La dystonie peut être primirive (idiopathique) ou secondaire à des maladies dégénératives ou métaboliques du SNC (p. ex., maladie de Wilson, la pantothénate kinase‒associated neurodegeneration [PKAN], due à des mutations de PANK2 [précédemment nommée maladie d'Hallervorden-Spatz], diverses lipidoses, la sclérose en plaques, l’infirmité motrice cérébrale, les accidents vasculaires cérébraux, l’hypoxie cérébrale) ou certains médicaments (le plus souvent des antipsychotiques (p. ex., les phénothiazines, les thioxanthènes, les butyrophénones) et les antiémétiques (p. ex., métoclopramide, prochlorpromazine). Un mouvement désordonné qui ressemble à une athétose ou à une choréoathétose peut être causé par une dystonie.

Pièges à éviter

  • Envisager les médicaments antipsychotiques et antiémétiques comme cause en cas de dystonie soudaine et inexpliquée.
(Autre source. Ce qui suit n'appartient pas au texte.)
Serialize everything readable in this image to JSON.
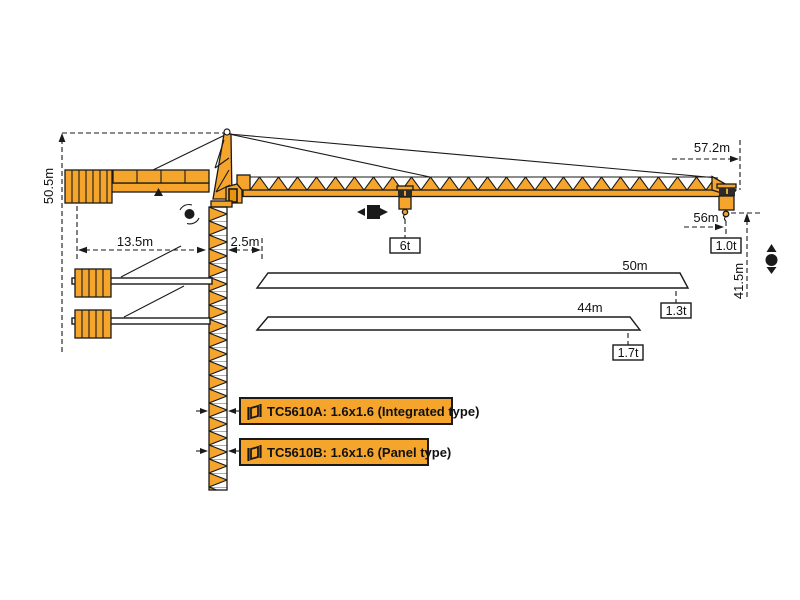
{
  "dimensions": {
    "total_height": "50.5m",
    "counter_jib_length": "13.5m",
    "rear_clearance": "2.5m",
    "max_radius": "57.2m",
    "tip_hook_radius": "56m",
    "hoist_height": "41.5m"
  },
  "loads": {
    "max_load": "6t",
    "tip_load": "1.0t"
  },
  "jib_variants": [
    {
      "length": "50m",
      "tip_load": "1.3t"
    },
    {
      "length": "44m",
      "tip_load": "1.7t"
    }
  ],
  "mast_sections": [
    {
      "label": "TC5610A:  1.6x1.6  (Integrated type)"
    },
    {
      "label": "TC5610B:  1.6x1.6  (Panel type)"
    }
  ],
  "colors": {
    "crane_orange": "#F5A42C",
    "line_black": "#1A1A1A",
    "background": "#FFFFFF"
  }
}
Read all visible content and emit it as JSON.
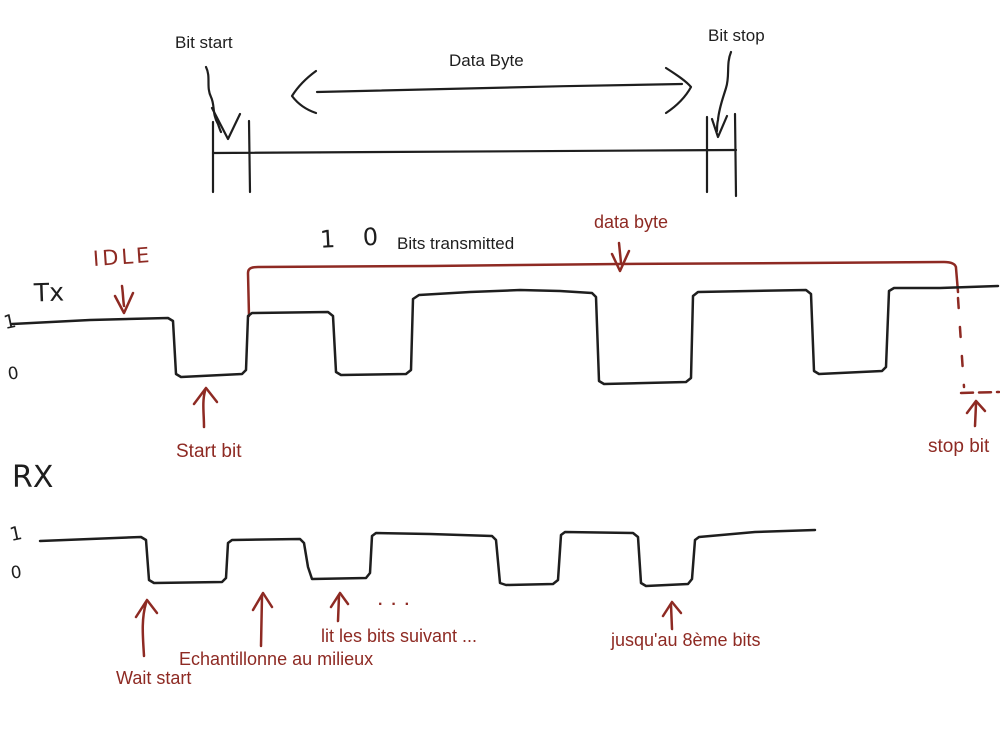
{
  "colors": {
    "background": "#ffffff",
    "ink": "#1e1e1e",
    "accent": "#8e2a23"
  },
  "top_diagram": {
    "bit_start": "Bit start",
    "data_byte": "Data Byte",
    "bit_stop": "Bit stop"
  },
  "tx": {
    "idle": "IDLE",
    "line_name": "Tx",
    "level_high": "1",
    "level_low": "0",
    "bits_count": "1 0",
    "bits_transmitted": "Bits transmitted",
    "data_byte": "data byte",
    "start_bit": "Start bit",
    "stop_bit": "stop bit",
    "waveform_points": [
      [
        12,
        324
      ],
      [
        90,
        320
      ],
      [
        168,
        318
      ],
      [
        173,
        321
      ],
      [
        176,
        374
      ],
      [
        181,
        377
      ],
      [
        242,
        374
      ],
      [
        246,
        370
      ],
      [
        248,
        316
      ],
      [
        252,
        313
      ],
      [
        328,
        312
      ],
      [
        333,
        316
      ],
      [
        336,
        372
      ],
      [
        341,
        375
      ],
      [
        406,
        374
      ],
      [
        411,
        370
      ],
      [
        413,
        299
      ],
      [
        419,
        295
      ],
      [
        470,
        292
      ],
      [
        520,
        290
      ],
      [
        560,
        291
      ],
      [
        592,
        293
      ],
      [
        596,
        297
      ],
      [
        599,
        381
      ],
      [
        604,
        384
      ],
      [
        686,
        382
      ],
      [
        691,
        378
      ],
      [
        693,
        296
      ],
      [
        698,
        292
      ],
      [
        750,
        291
      ],
      [
        806,
        290
      ],
      [
        811,
        294
      ],
      [
        814,
        371
      ],
      [
        819,
        374
      ],
      [
        882,
        371
      ],
      [
        886,
        367
      ],
      [
        889,
        291
      ],
      [
        894,
        288
      ],
      [
        940,
        288
      ],
      [
        998,
        286
      ]
    ]
  },
  "rx": {
    "line_name": "RX",
    "level_high": "1",
    "level_low": "0",
    "dots": ".  .  .",
    "wait_start": "Wait start",
    "sample_middle": "Echantillonne au milieux",
    "read_next": "lit les bits suivant ...",
    "until_8th": "jusqu'au 8ème bits",
    "waveform_points": [
      [
        40,
        541
      ],
      [
        90,
        539
      ],
      [
        141,
        537
      ],
      [
        146,
        540
      ],
      [
        149,
        580
      ],
      [
        154,
        583
      ],
      [
        222,
        582
      ],
      [
        226,
        578
      ],
      [
        228,
        543
      ],
      [
        232,
        540
      ],
      [
        300,
        539
      ],
      [
        304,
        543
      ],
      [
        308,
        567
      ],
      [
        312,
        579
      ],
      [
        366,
        578
      ],
      [
        370,
        573
      ],
      [
        372,
        536
      ],
      [
        376,
        533
      ],
      [
        430,
        534
      ],
      [
        492,
        536
      ],
      [
        496,
        540
      ],
      [
        500,
        583
      ],
      [
        506,
        585
      ],
      [
        553,
        584
      ],
      [
        558,
        580
      ],
      [
        561,
        535
      ],
      [
        565,
        532
      ],
      [
        633,
        533
      ],
      [
        638,
        537
      ],
      [
        641,
        583
      ],
      [
        646,
        586
      ],
      [
        688,
        584
      ],
      [
        692,
        579
      ],
      [
        695,
        540
      ],
      [
        699,
        537
      ],
      [
        755,
        532
      ],
      [
        815,
        530
      ]
    ]
  }
}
Dystonie généralisée primaire à début précoce (dystonie DYT1 )

Cette dystonie rare est progressive et caractérisée par des postures fixes, souvent bizarres. Il est souvent héritée comme trouble autosomique dominant avec une pénétrance partielle due à des mutations du gène DYT1; chez certains membres de la famille, le gène est exprimé minimalement. Les frères et sœurs asymptomatiques des patients (porteurs) peuvent avoir une forme fruste de la maladie.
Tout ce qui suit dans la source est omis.